これは本当だと思う。実際こういう人が職場にいたけど、入った理由が「外資系じゃないと自分みたいなキャリア採らない」って。ああ、本当に日系企業って門戸が狭いんだなって思ったよ。大学で就職活動するとき、こんな現実は誰も教えてくれなかったけど。企業側もこういう採用ばかりするのはおかしい気がするし、それに波長を合わせてしまっている大学も、どこか見直した方がいいんじゃない?就職塾が流行るのもわかるよね。あれはあれで、馬鹿らしい気も個人的にはしてるけど。

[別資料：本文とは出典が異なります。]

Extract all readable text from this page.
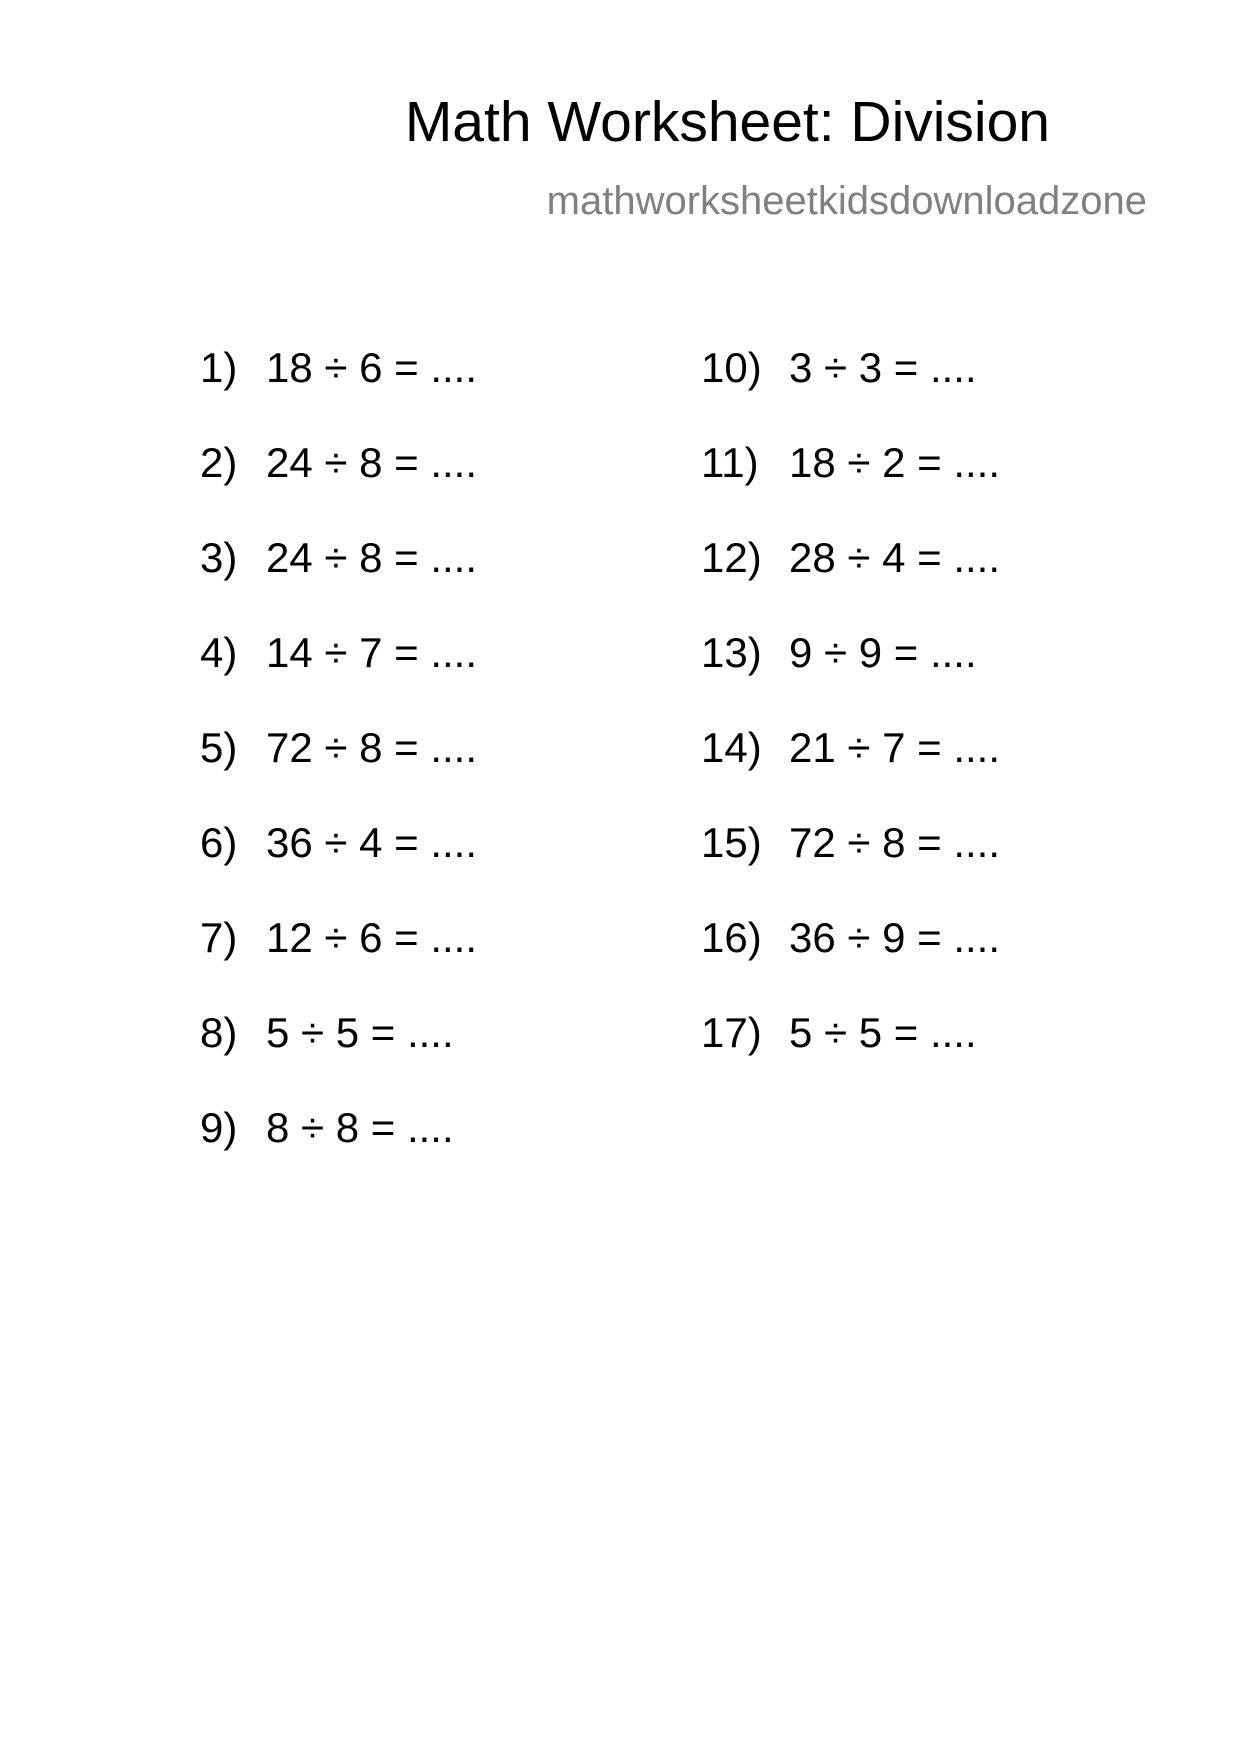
Math Worksheet: Division
mathworksheetkidsdownloadzone
1) 18 ÷ 6 = ....
2) 24 ÷ 8 = ....
3) 24 ÷ 8 = ....
4) 14 ÷ 7 = ....
5) 72 ÷ 8 = ....
6) 36 ÷ 4 = ....
7) 12 ÷ 6 = ....
8) 5 ÷ 5 = ....
9) 8 ÷ 8 = ....
10) 3 ÷ 3 = ....
11) 18 ÷ 2 = ....
12) 28 ÷ 4 = ....
13) 9 ÷ 9 = ....
14) 21 ÷ 7 = ....
15) 72 ÷ 8 = ....
16) 36 ÷ 9 = ....
17) 5 ÷ 5 = ....
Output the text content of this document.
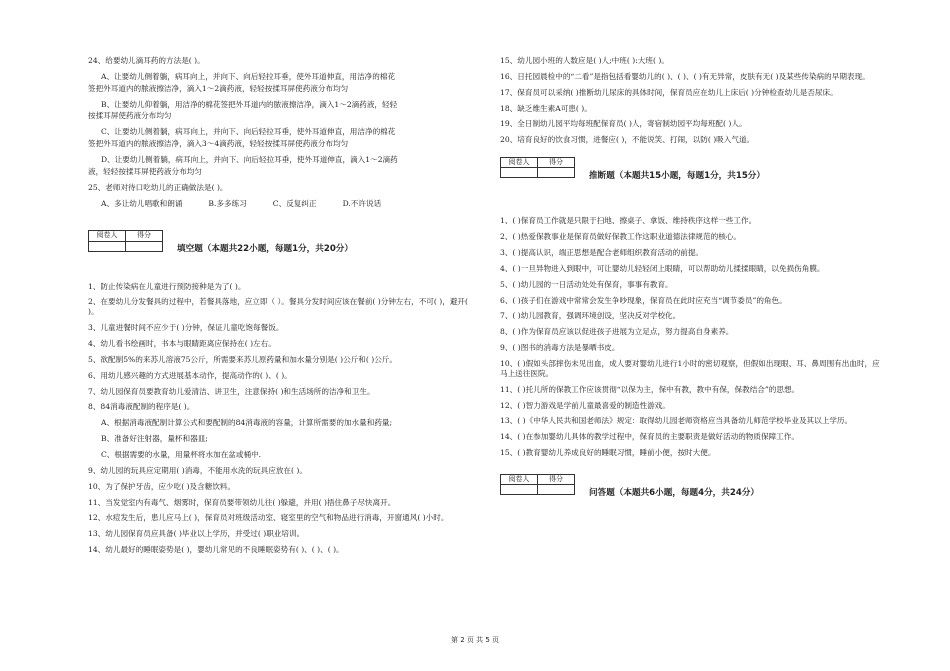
24、给要幼儿滴耳药的方法是( )。
A、让要幼儿侧着躺，病耳向上，并向下、向后轻拉耳垂，使外耳道伸直，用洁净的棉花
签把外耳道内的脓液擦洁净，滴入1～2滴药液，轻轻按揉耳屏使药液分布均匀
B、让要幼儿仰着躺，用洁净的棉花签把外耳道内的脓液擦洁净，滴入1～2滴药液，轻轻
按揉耳屏使药液分布均匀
C、让要幼儿侧着躺，病耳向上，并向下、向后轻拉耳垂，使外耳道伸直，用洁净的棉花
签把外耳道内的脓液擦洁净，滴入3～4滴药液，轻轻按揉耳屏使药液分布均匀
D、让要幼儿侧着躺，病耳向上，并向下、向后轻拉耳垂，使外耳道伸直，滴入1～2滴药
液，轻轻按揉耳屏使药液分布均匀
25、老师对待口吃幼儿的正确做法是( )。
A、多让幼儿唱歌和朗诵	B.多多练习	C、反复纠正	D.不许说话
阅卷人	得分

填空题（本题共22小题，每题1分，共20分）
1、防止传染病在儿童进行预防接种是为了( )。
2、在要幼儿分发餐具的过程中，若餐具落地，应立即（ ）。餐具分发时间应该在餐前( )分钟左右，不可( )，避开( )。
3、儿童进餐时间不应少于( )分钟，保证儿童吃饱每餐饭。
4、幼儿看书绘画时，书本与眼睛距离应保持在( )左右。
5、欲配制5%的来苏儿溶液75公斤，所需要来苏儿原药量和加水量分别是( )公斤和( )公斤。
6、用幼儿感兴趣的方式进展基本动作，提高动作的( )、( )。
7、幼儿园保育员要教育幼儿爱清洁、讲卫生，注意保持( )和生活场所的洁净和卫生。
8、84消毒液配制的程序是( )。
A、根据消毒液配制计算公式和要配制的84消毒液的容量，计算所需要的加水量和药量;
B、准备好注射器，量杯和器皿;
C、根据需要的水量，用量杯将水加在盆或桶中.
9、幼儿园的玩具应定期用( )消毒，不能用水洗的玩具应放在( )。
10、为了保护牙齿，应少吃( )及含糖饮料。
11、当发觉室内有毒气、烟雾时，保育员要带领幼儿往( )躲避，并用( )捂住鼻子尽快离开。
12、水痘发生后，患儿应马上( )，保育员对班级活动室、寝室里的空气和物品进行消毒，开窗通风( )小时。
13、幼儿园保育员应具备( )毕业以上学历，并受过( )职业培训。
14、幼儿最好的睡眠姿势是( )，婴幼儿常见的不良睡眠姿势有( )、( )、( )。
15、幼儿园小班的人数应是( )人;中班( ):大班( )。
16、日托园晨检中的“二看”是指包括看婴幼儿的( )、( )、( )有无异常，皮肤有无( )及某些传染病的早期表现。
17、保育员可以采纳( )推断幼儿尿床的具体时间，保育员应在幼儿上床后( )分钟检查幼儿是否尿床。
18、缺乏维生素A可患( )。
19、全日制幼儿园平均每班配保育员( )人，寄宿制幼园平均每班配( )人。
20、培育良好的饮食习惯，进餐应( )，不能说笑、打闹，以防( )吸入气道。
阅卷人	得分

推断题（本题共15小题，每题1分，共15分）
1、( )保育员工作就是只限于扫地、擦桌子、拿饭、维持秩序这样一些工作。
2、( )热爱保教事业是保育员做好保教工作这职业道德法律规范的核心。
3、( )提高认识，端正思想是配合老师组织教育活动的前提。
4、( )一旦异物进入到眼中，可让婴幼儿轻轻闭上眼睛，可以帮助幼儿揉揉眼睛，以免损伤角膜。
5、( )幼儿园的一日活动处处有保育，事事有教育。
6、( )孩子们在游戏中常常会发生争吵现象，保育员在此时应充当“调节委员”的角色。
7、( )幼儿园教育，强调环境创设，坚决反对学校化。
8、( )作为保育员应该以促进孩子进展为立足点，努力提高自身素养。
9、( )图书的消毒方法是暴晒书皮。
10、( )假如头部摔伤未见出血，成人要对婴幼儿进行1小时的密切观察，但假如出现眼、耳、鼻周围有出血时，应马上送往医院。
11、( )托儿所的保教工作应该贯彻“以保为主，保中有教，教中有保，保教结合”的思想。
12、( )智力游戏是学前儿童最喜爱的制造性游戏。
13、( )《中华人民共和国老师法》规定：取得幼儿园老师资格应当具备幼儿师范学校毕业及其以上学历。
14、( )在参加婴幼儿具体的教学过程中，保育员的主要职责是做好活动的物质保障工作。
15、( )教育婴幼儿养成良好的睡眠习惯，睡前小便，按时大便。
阅卷人	得分

问答题（本题共6小题，每题4分，共24分）
第 2 页 共 5 页
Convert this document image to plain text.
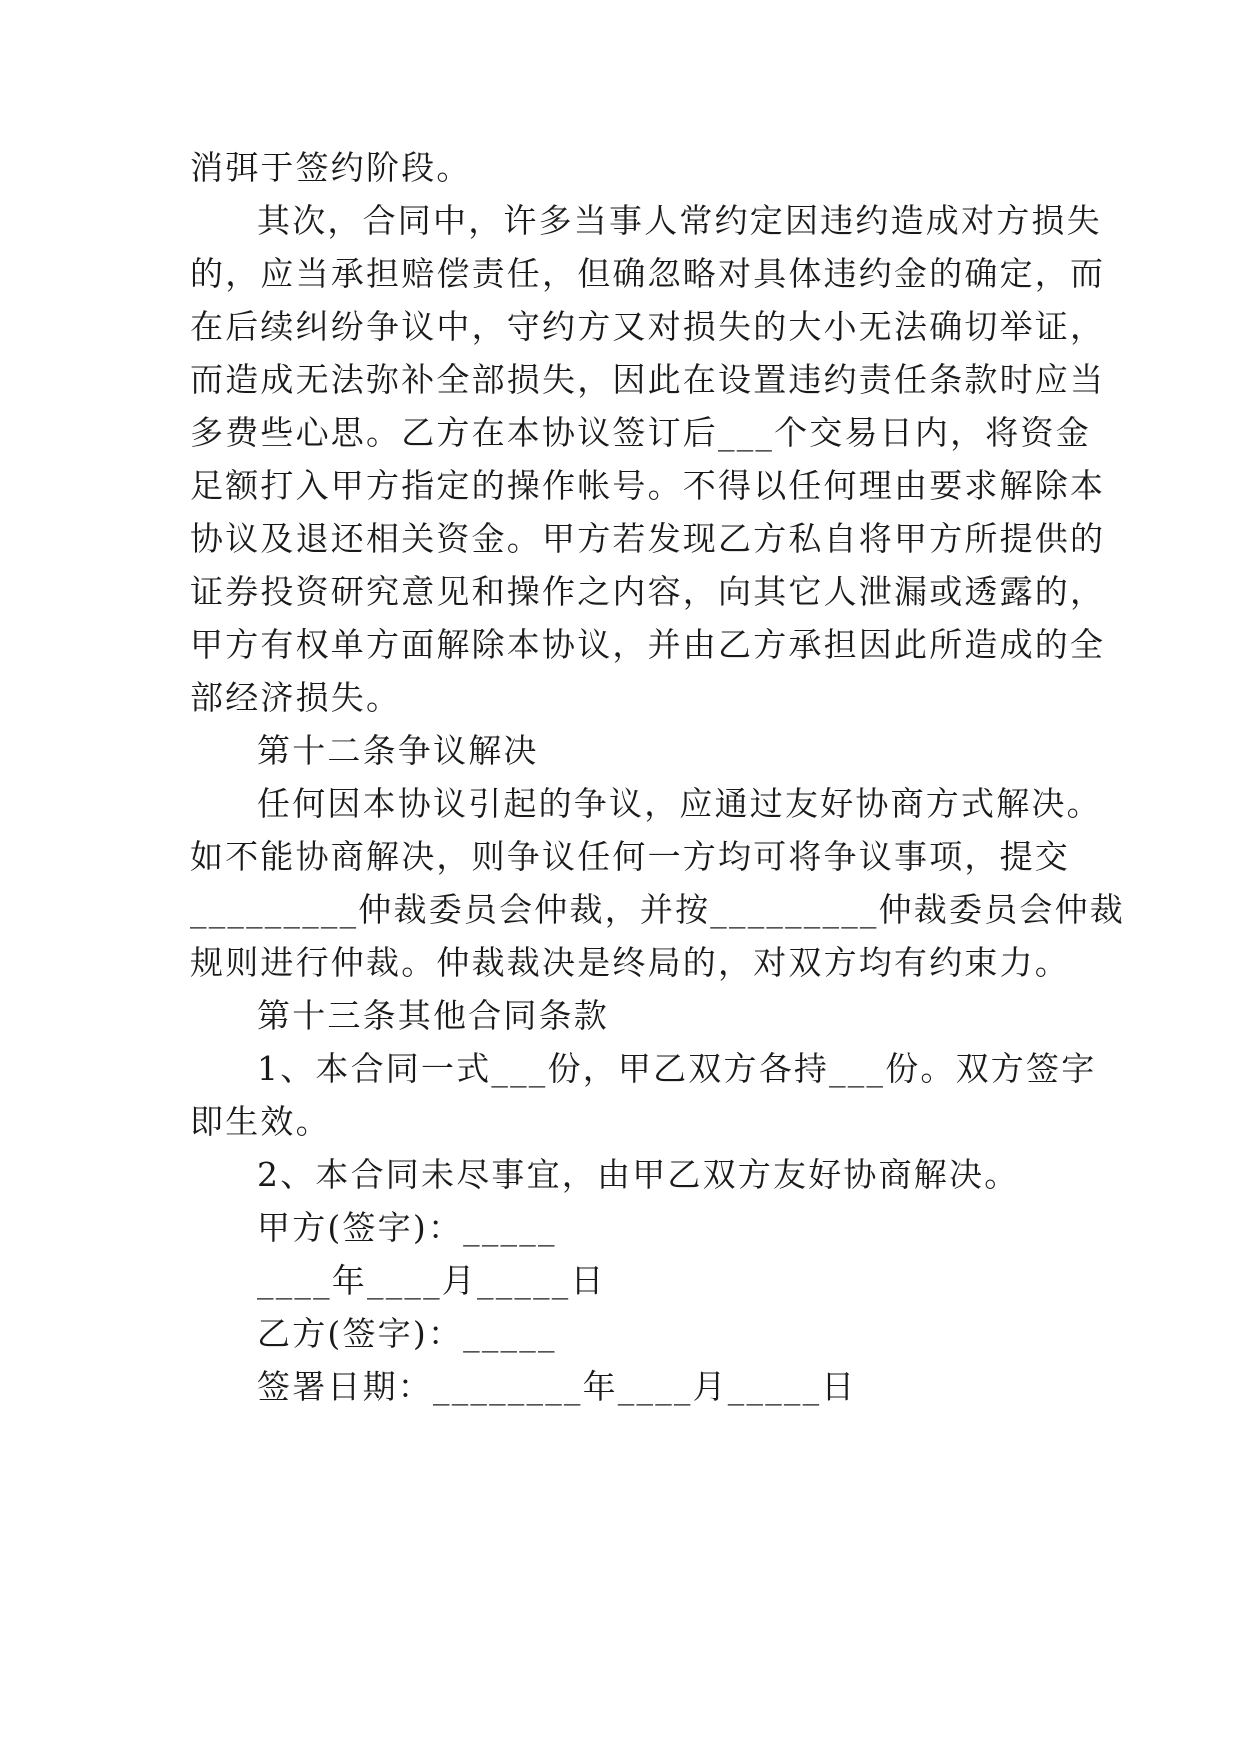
消弭于签约阶段。
其次，合同中，许多当事人常约定因违约造成对方损失
的，应当承担赔偿责任，但确忽略对具体违约金的确定，而
在后续纠纷争议中，守约方又对损失的大小无法确切举证，
而造成无法弥补全部损失，因此在设置违约责任条款时应当
多费些心思。乙方在本协议签订后___个交易日内，将资金
足额打入甲方指定的操作帐号。不得以任何理由要求解除本
协议及退还相关资金。甲方若发现乙方私自将甲方所提供的
证券投资研究意见和操作之内容，向其它人泄漏或透露的，
甲方有权单方面解除本协议，并由乙方承担因此所造成的全
部经济损失。
第十二条争议解决
任何因本协议引起的争议，应通过友好协商方式解决。
如不能协商解决，则争议任何一方均可将争议事项，提交
_________仲裁委员会仲裁，并按_________仲裁委员会仲裁
规则进行仲裁。仲裁裁决是终局的，对双方均有约束力。
第十三条其他合同条款
1、本合同一式___份，甲乙双方各持___份。双方签字
即生效。
2、本合同未尽事宜，由甲乙双方友好协商解决。
甲方(签字)：_____
____年____月_____日
乙方(签字)：_____
签署日期：________年____月_____日
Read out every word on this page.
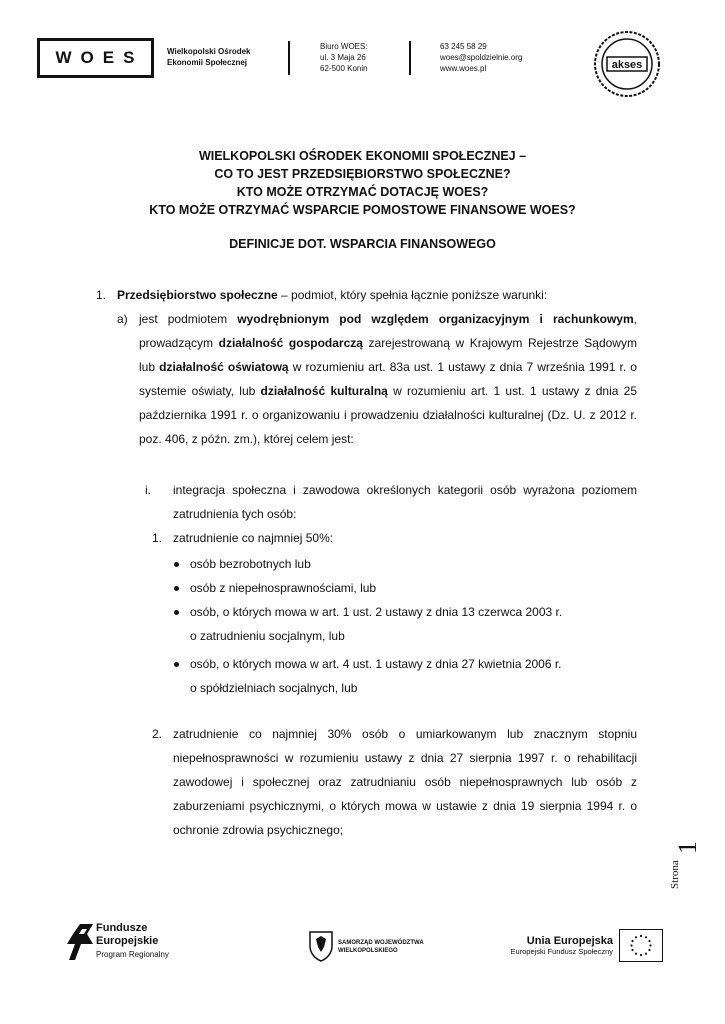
WOES	Wielkopolski Ośrodek
Ekonomii Społecznej
Biuro WOES:
ul. 3 Maja 26
62-500 Konin
63 245 58 29
woes@spoldzielnie.org
www.woes.pl	akses
WIELKOPOLSKI OŚRODEK EKONOMII SPOŁECZNEJ –
CO TO JEST PRZEDSIĘBIORSTWO SPOŁECZNE?
KTO MOŻE OTRZYMAĆ DOTACJĘ WOES?
KTO MOŻE OTRZYMAĆ WSPARCIE POMOSTOWE FINANSOWE WOES?
DEFINICJE DOT. WSPARCIA FINANSOWEGO
1. Przedsiębiorstwo społeczne – podmiot, który spełnia łącznie poniższe warunki:
a) jest podmiotem wyodrębnionym pod względem organizacyjnym i rachunkowym, prowadzącym działalność gospodarczą zarejestrowaną w Krajowym Rejestrze Sądowym lub działalność oświatową w rozumieniu art. 83a ust. 1 ustawy z dnia 7 września 1991 r. o systemie oświaty, lub działalność kulturalną w rozumieniu art. 1 ust. 1 ustawy z dnia 25 października 1991 r. o organizowaniu i prowadzeniu działalności kulturalnej (Dz. U. z 2012 r. poz. 406, z późn. zm.), której celem jest:
i. integracja społeczna i zawodowa określonych kategorii osób wyrażona poziomem zatrudnienia tych osób:
1. zatrudnienie co najmniej 50%:
osób bezrobotnych lub
osób z niepełnosprawnościami, lub
osób, o których mowa w art. 1 ust. 2 ustawy z dnia 13 czerwca 2003 r.
o zatrudnieniu socjalnym, lub
osób, o których mowa w art. 4 ust. 1 ustawy z dnia 27 kwietnia 2006 r.
o spółdzielniach socjalnych, lub
2. zatrudnienie co najmniej 30% osób o umiarkowanym lub znacznym stopniu niepełnosprawności w rozumieniu ustawy z dnia 27 sierpnia 1997 r. o rehabilitacji zawodowej i społecznej oraz zatrudnianiu osób niepełnosprawnych lub osób z zaburzeniami psychicznymi, o których mowa w ustawie z dnia 19 sierpnia 1994 r. o ochronie zdrowia psychicznego;
Strona
1
Fundusze
Europejskie
Program Regionalny
SAMORZĄD WOJEWÓDZTWA
WIELKOPOLSKIEGO
Unia Europejska
Europejski Fundusz Społeczny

だから、転職市場をもっと活性化させないとダメなのかなあ。今では転職者も珍しくないと思うんだが。

固定した価値観による支配

普通の人は、なにか価値観が壊されることを自分が全否定されるみたいに感じているところがある。だから全否定されることを恐れるあまり、価値観が壊されることを受け入れないってことがあると思うんだ。P.98

否定されるのはしんどいけど、新しい価値観とぶつかるときは結構楽しい。物事の見方も違うし、発見が多い。自分もそうやって価値観を少しずつ変えてきた気がするし、今も日々の生活の中で変わっている。それが普通であって、むしろひとつの価値観に固定する方がつまらなくて危険じゃない?感情的に流されるような空気に支配されている気がするよね。マスメディアとか、似たような報道しかしないし。そういう単一の価値観というのは、コミュニティとして住みやすい反面、創造が生まれないんだよねえ。

見えない敵とたたかう

誰かわかりやすいリーダーがいて、その人が社会の成長を阻害しているならその人を除けば解決する。でも、株式の持ち合いのように、集団がちょっとずついろんなことに加担している場合は、倒すべき人が誰かわからないし、どこから手を付けたらいいかわからない。P.118

日本にとって、自分が住む町にとって、自分にとってどこに問題があって、閉塞感があるのかがよくわからない。だから、何を破壊すれば自分たちがもっと幸せになるのかもよくわからない。そういう状態が続いてるんじゃないかと思う。何となく不利益を被っている気がするし、政治家や官僚やメディアが悪い気がしちゃうし、なんだろうね。単純に何かをスケープゴートにするんじゃなくて、社会システムを理解して、変えたい方向に行動を起こさないと、何も変わらないんだろうなあ。

僕は過去のことなんて知らないけれど、何となく個人の力で有名になっている人が増えていると思うし、そういう人は他と違う価値観を提示してるよね。企業とか組織の中で生きるのはなくて、個人としてどう生きるかが問われている時代なのかもなー。ここにも書いたけど、やっぱりITは個人に力を与えるわけですよ。異質であったとしても、それに賛同を示してくれる人も多いかもしれない。